My investigation led to the revelation (for me) that the HFS+ filesystem supports transparent compression and that Apple tend to use it for downloadingand installingtheir own large applications. It’s weird how Apple keeps this quiet – there’s no checkbox to simply turn it on for files, and only the faintest of clues uncovered by checking the size of files on disk.

So here’s how I turned it on for other files:

Let’s take Microsodt OneNote, which yields this information:

Size: 895,315,444 bytes (928.8 MB on disk) – so not compressed at all.
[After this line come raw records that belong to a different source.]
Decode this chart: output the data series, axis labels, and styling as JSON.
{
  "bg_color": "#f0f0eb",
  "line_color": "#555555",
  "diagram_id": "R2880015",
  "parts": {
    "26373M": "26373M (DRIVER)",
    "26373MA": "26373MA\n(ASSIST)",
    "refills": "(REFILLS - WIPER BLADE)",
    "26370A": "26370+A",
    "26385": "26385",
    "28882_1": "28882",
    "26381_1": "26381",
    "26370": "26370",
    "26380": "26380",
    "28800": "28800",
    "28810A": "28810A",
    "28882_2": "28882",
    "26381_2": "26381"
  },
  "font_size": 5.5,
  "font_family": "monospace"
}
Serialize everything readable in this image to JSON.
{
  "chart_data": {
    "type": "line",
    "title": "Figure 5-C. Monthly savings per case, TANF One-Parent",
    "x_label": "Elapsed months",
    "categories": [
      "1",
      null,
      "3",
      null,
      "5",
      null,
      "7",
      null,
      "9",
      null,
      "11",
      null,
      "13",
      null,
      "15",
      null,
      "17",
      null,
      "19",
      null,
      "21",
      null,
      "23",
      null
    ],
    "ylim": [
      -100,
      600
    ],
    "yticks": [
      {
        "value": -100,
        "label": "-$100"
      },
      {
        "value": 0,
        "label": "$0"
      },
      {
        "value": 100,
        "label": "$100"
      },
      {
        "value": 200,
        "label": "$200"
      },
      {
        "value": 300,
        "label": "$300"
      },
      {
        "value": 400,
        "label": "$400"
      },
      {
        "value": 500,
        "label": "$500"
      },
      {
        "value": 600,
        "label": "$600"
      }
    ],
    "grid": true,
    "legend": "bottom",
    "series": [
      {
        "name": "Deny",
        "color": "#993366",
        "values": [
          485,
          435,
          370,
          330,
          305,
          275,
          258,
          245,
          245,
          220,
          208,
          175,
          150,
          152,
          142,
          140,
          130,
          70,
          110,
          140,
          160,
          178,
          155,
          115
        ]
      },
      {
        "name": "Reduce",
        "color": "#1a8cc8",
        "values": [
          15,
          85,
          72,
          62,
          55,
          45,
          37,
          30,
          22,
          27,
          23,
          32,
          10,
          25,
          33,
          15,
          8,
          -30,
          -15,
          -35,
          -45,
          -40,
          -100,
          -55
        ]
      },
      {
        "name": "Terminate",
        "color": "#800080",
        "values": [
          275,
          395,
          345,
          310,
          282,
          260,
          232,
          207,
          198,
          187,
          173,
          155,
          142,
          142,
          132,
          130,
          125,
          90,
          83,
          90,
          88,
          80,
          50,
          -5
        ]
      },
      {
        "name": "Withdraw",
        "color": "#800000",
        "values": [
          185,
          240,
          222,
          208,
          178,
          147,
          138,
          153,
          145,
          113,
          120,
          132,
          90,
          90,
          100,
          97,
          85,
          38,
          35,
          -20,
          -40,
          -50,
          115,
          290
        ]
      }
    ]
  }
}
I also noted that the full application filename is “Microsoft OneNote.app” and we know it is in the /Applications folder:


Going back to terminal, I typed this command (it needs to run under sudo):

sudo afsctool -s 10 -vc "/Applications/Microsoft OneNote.app"

After typing the sudo password, nothng happened for a good minute while the compression ran, and then this response:

/Applications/Microsoft OneNote.app:
Number of HFS+ compressed files: 11981
Total number of files: 12247
Total number of folders: 1327
Total number of items (number of files + number of folders): 13574
Folder size (uncompressed; reported size by Mac OS 10.6+ Finder): 895315444 bytes / 928.8 MB (megabytes) / 885.8 MiB (mebibytes)
Folder size (compressed - decmpfs xattr; reported size by Mac OS 10.0-10.5 Finder): 463997598 bytes / 474.1 MB (megabytes) / 452.1 MiB (mebibytes)
Folder size (compressed): 470432815 bytes / 480.5 MB (megabytes) / 458.3 MiB (mebibytes)
Compression savings: 47.5%

..and when I looked at the Info window, the size now said:

895,315,444 bytes (474.1 MB on disk) – nearly half the size!


Microsoft OneNote then ran as usual as if nothing had happened.

Next, I compressed Word, Excel and PowerPoint, achieving 40%+ compression and no effect on those applications at all. If the ability to update those applications is affected I’ll post an update here.

For now, I’m probably going to go a bit compression mad and get loads of disk space back. What could possibly go wrong?! (BTW I will perform a full disk backup before I do this!).